Part of the disease of the rich is that they not only boast of sending their children to big schools and also boast of paying hefty fees, they think that their money should buy them presence in their children’s lives. That is apart from payments for regular indulgences like a smartphone before they have left the crib and a trip to Dubai with Uncle T and the rest of the creche family while the parents are watching Zee-World at home. It’s not funny.
In the blame game between the school and the parents, care for the Dubai Five – which should be the real focus of the unfortunate incident – is missing. The ego of the feuding parties makes them want to protect their own turf, while busybodies swoon with testosterone over the explicit video. In between the real question is lost: who recorded the video and how did it go out?
Whether the sex was consensual or not and whether the juveniles had the cognitive capacity to recognise what they were doing, it is improbable that any of the parties involved would have authorised the sharing of the video, as part of the so-called “Truth or Dare” game. And that unauthorised sharing was a crime. It was a ghastly infringement on the rights of the children and can only deepen their wound.
If we care about the children beyond nailing them to the cross of social gossip, we must come down from our high horses and refrain from tossing them out like a few bad apples. That would only further damage their esteem and impair their recovery. And here, I’m concerned not only about the treatment of the juveniles involved in the act, but also those present in the room and all 76 on that trip.
Lagos State has to do better than closing the school.
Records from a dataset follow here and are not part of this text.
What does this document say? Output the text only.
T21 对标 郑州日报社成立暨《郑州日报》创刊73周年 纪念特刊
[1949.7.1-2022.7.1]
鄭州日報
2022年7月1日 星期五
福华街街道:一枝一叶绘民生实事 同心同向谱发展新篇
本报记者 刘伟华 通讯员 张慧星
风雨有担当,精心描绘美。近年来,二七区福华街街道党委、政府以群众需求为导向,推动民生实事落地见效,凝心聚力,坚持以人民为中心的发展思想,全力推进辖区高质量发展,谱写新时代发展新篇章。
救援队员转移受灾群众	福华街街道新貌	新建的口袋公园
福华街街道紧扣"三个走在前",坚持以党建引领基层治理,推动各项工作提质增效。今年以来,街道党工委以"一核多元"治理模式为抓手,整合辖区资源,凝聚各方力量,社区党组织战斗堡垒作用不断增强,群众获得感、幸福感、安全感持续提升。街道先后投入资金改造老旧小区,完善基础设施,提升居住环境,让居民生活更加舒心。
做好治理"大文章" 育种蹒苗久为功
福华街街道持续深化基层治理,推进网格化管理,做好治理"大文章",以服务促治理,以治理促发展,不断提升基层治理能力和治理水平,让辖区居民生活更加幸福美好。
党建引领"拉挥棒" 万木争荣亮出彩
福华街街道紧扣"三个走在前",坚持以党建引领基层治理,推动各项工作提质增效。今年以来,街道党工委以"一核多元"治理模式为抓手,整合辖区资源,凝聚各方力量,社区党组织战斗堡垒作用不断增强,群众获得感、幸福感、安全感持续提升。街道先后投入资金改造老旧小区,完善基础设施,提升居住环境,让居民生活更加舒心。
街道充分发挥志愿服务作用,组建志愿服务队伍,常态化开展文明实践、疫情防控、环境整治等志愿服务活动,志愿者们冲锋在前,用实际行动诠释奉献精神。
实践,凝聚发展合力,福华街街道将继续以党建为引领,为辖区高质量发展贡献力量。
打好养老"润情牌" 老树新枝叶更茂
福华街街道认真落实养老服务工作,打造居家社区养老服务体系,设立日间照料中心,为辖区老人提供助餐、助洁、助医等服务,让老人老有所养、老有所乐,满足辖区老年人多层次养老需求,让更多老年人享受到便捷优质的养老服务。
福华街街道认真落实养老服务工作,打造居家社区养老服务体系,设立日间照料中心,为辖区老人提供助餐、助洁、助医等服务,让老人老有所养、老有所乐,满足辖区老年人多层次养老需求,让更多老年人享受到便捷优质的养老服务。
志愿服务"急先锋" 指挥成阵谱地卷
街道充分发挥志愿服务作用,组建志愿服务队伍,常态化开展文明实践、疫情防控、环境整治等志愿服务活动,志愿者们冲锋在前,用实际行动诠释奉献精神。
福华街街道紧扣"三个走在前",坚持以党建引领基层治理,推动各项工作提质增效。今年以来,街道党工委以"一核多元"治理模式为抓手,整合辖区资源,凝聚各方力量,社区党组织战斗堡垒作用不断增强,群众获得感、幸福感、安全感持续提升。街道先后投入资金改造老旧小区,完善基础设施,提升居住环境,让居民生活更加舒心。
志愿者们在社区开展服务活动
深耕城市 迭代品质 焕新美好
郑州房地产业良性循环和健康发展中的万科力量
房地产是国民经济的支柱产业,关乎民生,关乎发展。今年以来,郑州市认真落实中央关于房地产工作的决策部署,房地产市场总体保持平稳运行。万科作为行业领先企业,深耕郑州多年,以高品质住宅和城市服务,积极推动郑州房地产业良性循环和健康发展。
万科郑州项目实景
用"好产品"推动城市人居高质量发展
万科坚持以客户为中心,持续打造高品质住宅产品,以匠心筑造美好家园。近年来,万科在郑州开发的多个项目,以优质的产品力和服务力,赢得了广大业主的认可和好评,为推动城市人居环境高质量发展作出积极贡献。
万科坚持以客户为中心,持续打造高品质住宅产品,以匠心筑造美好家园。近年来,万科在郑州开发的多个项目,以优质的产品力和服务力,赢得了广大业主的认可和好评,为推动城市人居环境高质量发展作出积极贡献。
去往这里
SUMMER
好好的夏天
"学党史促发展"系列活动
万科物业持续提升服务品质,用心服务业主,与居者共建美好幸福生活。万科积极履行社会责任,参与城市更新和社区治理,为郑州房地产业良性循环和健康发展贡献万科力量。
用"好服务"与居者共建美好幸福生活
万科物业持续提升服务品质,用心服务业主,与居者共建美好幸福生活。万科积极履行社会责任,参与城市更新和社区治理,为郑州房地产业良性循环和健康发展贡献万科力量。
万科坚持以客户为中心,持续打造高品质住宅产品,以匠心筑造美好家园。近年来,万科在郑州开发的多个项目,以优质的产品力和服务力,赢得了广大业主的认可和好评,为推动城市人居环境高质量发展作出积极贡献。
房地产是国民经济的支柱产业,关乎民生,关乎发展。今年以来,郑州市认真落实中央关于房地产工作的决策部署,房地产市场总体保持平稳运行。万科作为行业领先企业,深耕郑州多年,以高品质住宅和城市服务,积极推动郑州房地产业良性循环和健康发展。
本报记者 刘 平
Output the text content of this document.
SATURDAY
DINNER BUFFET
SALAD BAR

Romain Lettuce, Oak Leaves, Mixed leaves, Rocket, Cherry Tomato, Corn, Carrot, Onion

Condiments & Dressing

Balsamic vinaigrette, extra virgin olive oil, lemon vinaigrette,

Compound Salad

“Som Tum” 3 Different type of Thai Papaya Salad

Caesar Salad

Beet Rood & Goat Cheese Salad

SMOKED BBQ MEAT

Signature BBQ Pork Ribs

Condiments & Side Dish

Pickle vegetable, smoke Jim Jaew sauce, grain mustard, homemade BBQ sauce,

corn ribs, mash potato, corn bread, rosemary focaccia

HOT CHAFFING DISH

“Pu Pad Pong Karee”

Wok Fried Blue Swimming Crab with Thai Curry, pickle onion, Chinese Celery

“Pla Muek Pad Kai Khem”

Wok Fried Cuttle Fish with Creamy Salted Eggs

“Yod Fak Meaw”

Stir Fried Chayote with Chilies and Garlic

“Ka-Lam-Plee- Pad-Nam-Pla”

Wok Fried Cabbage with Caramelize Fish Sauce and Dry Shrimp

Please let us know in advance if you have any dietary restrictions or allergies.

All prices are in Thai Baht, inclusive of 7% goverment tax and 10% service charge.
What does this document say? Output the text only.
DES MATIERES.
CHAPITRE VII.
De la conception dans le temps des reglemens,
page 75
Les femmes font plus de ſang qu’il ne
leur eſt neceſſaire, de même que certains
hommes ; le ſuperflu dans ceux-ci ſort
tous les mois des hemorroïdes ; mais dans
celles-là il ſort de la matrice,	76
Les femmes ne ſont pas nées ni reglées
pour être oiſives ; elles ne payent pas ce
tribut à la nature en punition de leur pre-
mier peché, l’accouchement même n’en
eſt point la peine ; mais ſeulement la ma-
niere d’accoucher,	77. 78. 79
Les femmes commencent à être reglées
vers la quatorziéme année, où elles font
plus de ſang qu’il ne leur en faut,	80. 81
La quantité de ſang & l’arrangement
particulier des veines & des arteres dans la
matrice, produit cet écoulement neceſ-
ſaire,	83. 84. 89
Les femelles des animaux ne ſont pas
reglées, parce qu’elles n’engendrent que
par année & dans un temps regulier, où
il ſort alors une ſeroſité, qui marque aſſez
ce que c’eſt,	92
It has to investigate the source of the recording and leakage and provide a common ground for the school and parents of the Dubai Five to rehabilitate the children, perhaps with help from child welfare specialists outside government. It’s time to put the children front and centre.
Though Lagos is considered perhaps the most socially responsive state in the country, its handling of the tragic death of the Bowen College student, Sylvester Oromoni, who died under very suspicious circumstances leaves a bad taste in the mouth. Chrisland would be a good place for the state to redeem itself and to show that at least when children’s lives are involved it is not a captive to the mob or special interests.
The story of the “Central Park Five,” a group of five teenagers in the U.S. wrongly accused and convicted of a crime they didn’t commit shows that where technology is rudimentary the state’s malicious incompetence could be exploited to ruin young lives and families.
The story of the Dubai Five shows, however, that surrendering our lives completely to technology, in a race in which children are destined to lead, also comes with a heavy price. And our absence from their lives could sometimes make the price even heavier.
Ishiekwene is the Editor-In-Chief of LEADERSHIP.